L’avenir des finances publiques et de l’Etat se joue aujourd’hui tout autant sur fond de mondialisation des échanges que d’un risque d’effacement à terme du politique tel qu’il a été entendu jusqu’alors. Chacun peut voir que se dessine progressivement la naissance d’une autre façon de concevoir le politique, celle-ci s’inscrivant « dans le fait de transcrire tout ce qui relevait de l’imaginaire, du rêve, de l’idéal, de l’utopie... dans la réalité technique et opérationnelle » 13.
 
Cette évolution n’en est toutefois qu’à ses débuts. C’est la raison pour laquelle on peut estimer qu’elle dépend encore des choix des décideurs politiques. Il reste que les voies qui sont les leurs sont étroites ; soit ils s’engageront dans une direction dans laquelle prédominera une approche technicienne des finances publiques et ils seront nécessairement conduits alors à s’en remettre aux experts de la chose financière ; soit ils s’orienteront vers une combinaison des approches politique et technique en cherchant à développer un contrôle parlementaire nouveau des finances publiques, comme dans une sorte de retour aux sources de la démocratie.

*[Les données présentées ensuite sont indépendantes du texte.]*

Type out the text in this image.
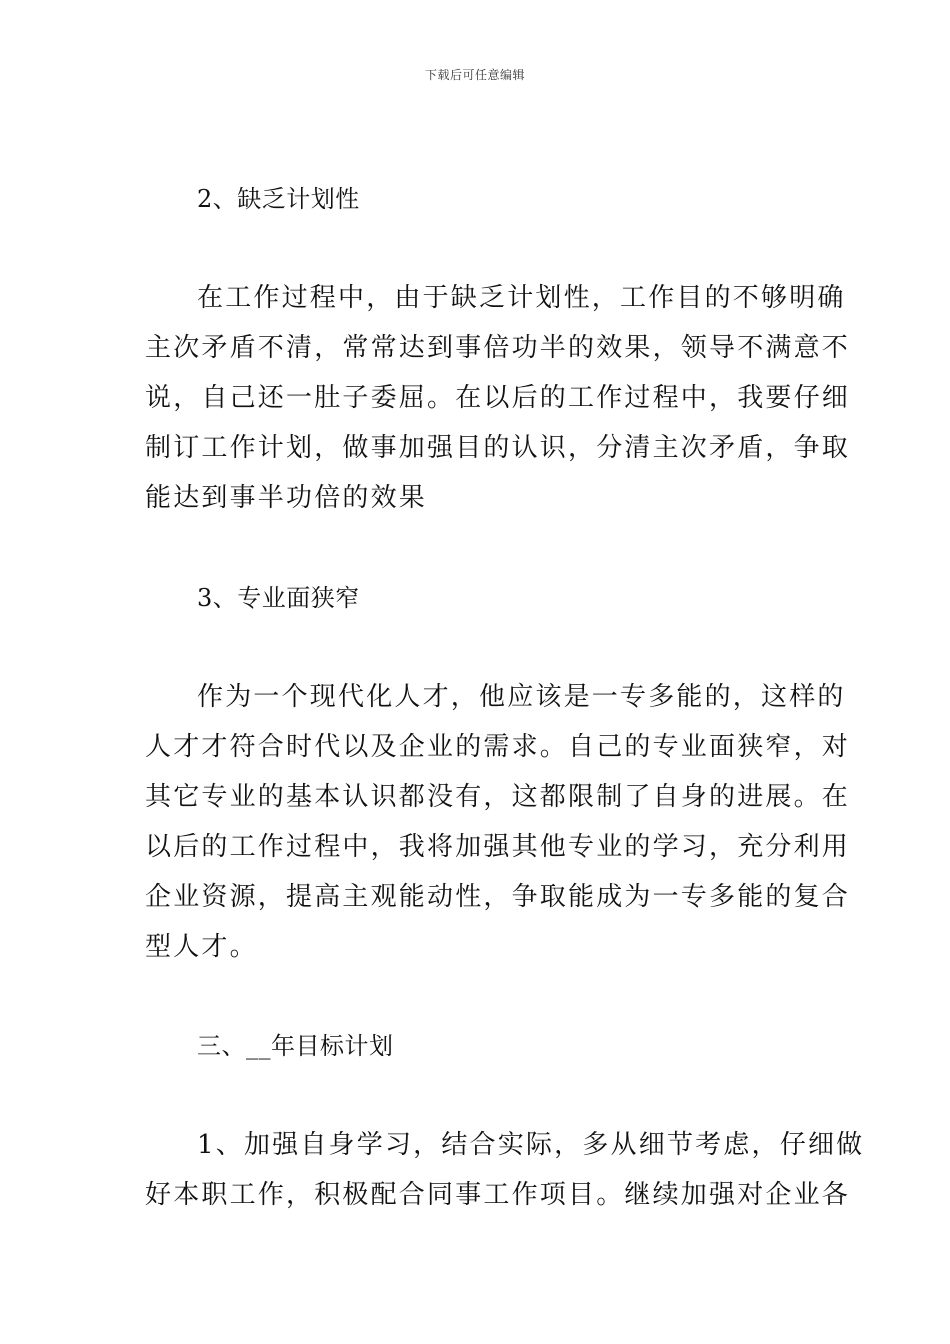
下载后可任意编辑
2、缺乏计划性
在工作过程中，由于缺乏计划性，工作目的不够明确
主次矛盾不清，常常达到事倍功半的效果，领导不满意不
说，自己还一肚子委屈。在以后的工作过程中，我要仔细
制订工作计划，做事加强目的认识，分清主次矛盾，争取
能达到事半功倍的效果
3、专业面狭窄
作为一个现代化人才，他应该是一专多能的，这样的
人才才符合时代以及企业的需求。自己的专业面狭窄，对
其它专业的基本认识都没有，这都限制了自身的进展。在
以后的工作过程中，我将加强其他专业的学习，充分利用
企业资源，提高主观能动性，争取能成为一专多能的复合
型人才。
三、__年目标计划
1、加强自身学习，结合实际，多从细节考虑，仔细做
好本职工作，积极配合同事工作项目。继续加强对企业各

Cette voie, difficile, est toutefois très certainement la seule à pouvoir prémunir contre le risque d’effacement du politique.
 
Michel BOUVIER
 
 
1. M. BOUVIER, « Surveillance multilatérale des finances publiques et pouvoir politique », in Actes du colloque OCDE/Sénat, Processus budgétaire : vers un nouveau rôle du Parlement, éd. du Sénat, 2002.
2. International Public Sector Accounting Standards.
3. Fédération internationale des experts comptables.
4. Cf. le n° 11-1985 de la RFFP : « Peut-on ou doit-on gérer une commune comme une entreprise ? ».
5. Cf. les rapports publiés par FONDAFIP sur ce point : www.fondafip.org
6. Directive 2011/85/UE du Conseil du 8 novembre 2011 sur les exigences applicables aux cadres budgétaires des Etats membres.
7. Cf. J.-P. DUPUY, L’avenir de l’économie, Flammarion, 2012 ; cf. également M. BOUVIER et alii, Manuel de Finances publiques, LGDJ – Lextenso éditions, 10e éd., 2010.
8. Cf. B. BASDEVANT-GAUDEMET (sous la dir. de), Contrat ou institution : un enjeu de société, LGDJ – Lextenso éditions, coll. Systèmes, 2004.
9. In M. BOUVIER, « Mutations des finances publiques et crise du pouvoir politique », RFFP n° 79-2002, cf. également : « Surveillance multilatérale des finances publiques et pouvoir politique », in Actes du colloque OCDE/Sénat, op. cit.
10. Qui « sont élaborées par un organisme dont la légitimité, en matière de comptabilité publique, est contestable, dès lors qu’y siègent essentiellement des experts comptables et que les pouvoirs publics ne sont pas représentés de façon institutionnelle...
11. Audition de M. Didier Migaud, Premier Président de la Cour des comptes, Sénat le 22 mai 2012.
12. In RFFP n° 79-2002, op. cit.
13. J. BAUDRILLARD, Le paroxyste indifférent, Grasset, 1997.